When someone uses a GPS receiver, the device finds the four nearest satellites in the GPS constellation and asks each one a pair of simple questions: Where are you? And: What time is it? The receiver uses that information to calculate its own position with a high degree of accuracy. In a mathematics textbook, just three satellites would be sufficient to get a reading, but in a real world filled with imprecision, the fourth satellite is used to increase accuracy.
The key pieces of equipment in the GPS system are the pair of atomic clocks that each satellite carries. Satellites travel in well-defined and precisely monitored orbits, so if you know a satellite’s orbital path (from data that is measured by ground stations, sent to the satellites, and relayed to users) and the time, you know where it is. And if you know how long it took your signal to reach the satellite, you know how far away it is.
And that’s all you need. Microprocessors in the receiver take the four time signals and calculate the user’s position with standard geometrical methods. Since the receiver does not have an ultraprecise atomic clock, there will be some uncertainty in its time readings and thus in the distance readings. That’s where the extra satellite comes in: The receiver corrects its own time up or down until the location comes out the same no matter which subset of three satellites is used.
Obviously, to get an accurate reading, every piece of data must be measured with great precision. An error of one nanosecond—a billionth of a second—translates into an error of about a foot on the ground. The Department of Defense tracks minor perturbations in the satellites’ orbits (from such sources as atmospheric drag and solar radiation) and sends corrections to receivers through the satellites themselves. Other sources of error, less easily corrected, result from waves bouncing off buildings or mountains and interference caused by the earth’s atmosphere.

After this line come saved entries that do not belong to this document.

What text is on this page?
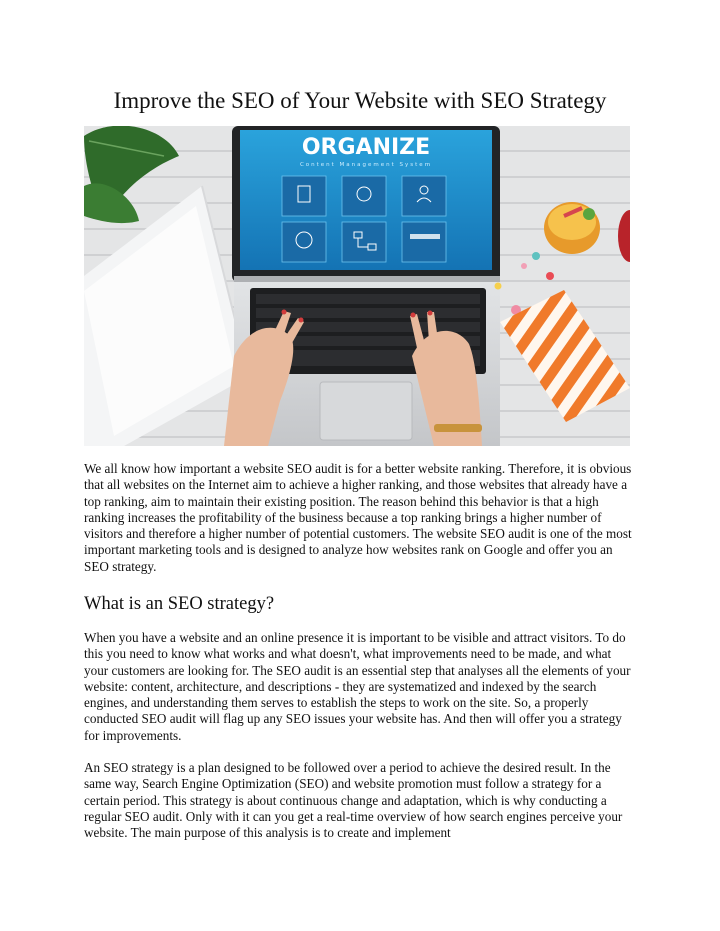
Improve the SEO of Your Website with SEO Strategy
ORGANIZE
Content Management System

We all know how important a website SEO audit is for a better website ranking. Therefore, it is obvious that all websites on the Internet aim to achieve a higher ranking, and those websites that already have a top ranking, aim to maintain their existing position. The reason behind this behavior is that a high ranking increases the profitability of the business because a top ranking brings a higher number of visitors and therefore a higher number of potential customers. The website SEO audit is one of the most important marketing tools and is designed to analyze how websites rank on Google and offer you an SEO strategy.

What is an SEO strategy?

When you have a website and an online presence it is important to be visible and attract visitors. To do this you need to know what works and what doesn't, what improvements need to be made, and what your customers are looking for. The SEO audit is an essential step that analyses all the elements of your website: content, architecture, and descriptions - they are systematized and indexed by the search engines, and understanding them serves to establish the steps to work on the site. So, a properly conducted SEO audit will flag up any SEO issues your website has. And then will offer you a strategy for improvements.

An SEO strategy is a plan designed to be followed over a period to achieve the desired result. In the same way, Search Engine Optimization (SEO) and website promotion must follow a strategy for a certain period. This strategy is about continuous change and adaptation, which is why conducting a regular SEO audit. Only with it can you get a real-time overview of how search engines perceive your website. The main purpose of this analysis is to create and implement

These inaccuracies can be overcome with Differential GPS (DGPS), in which a fixed receiver with a known location measures its location using GPS and calculates the deviation between the two. The fixed receiver sends the correction factor to other receivers in the area, which adjust their readings accordingly. This explains why GPS data is sometimes quoted with accuracy in feet or yards and sometimes in inches. An uncorrected GPS reading is good to within 20 feet or so, but with DGPS, it can be much more precise.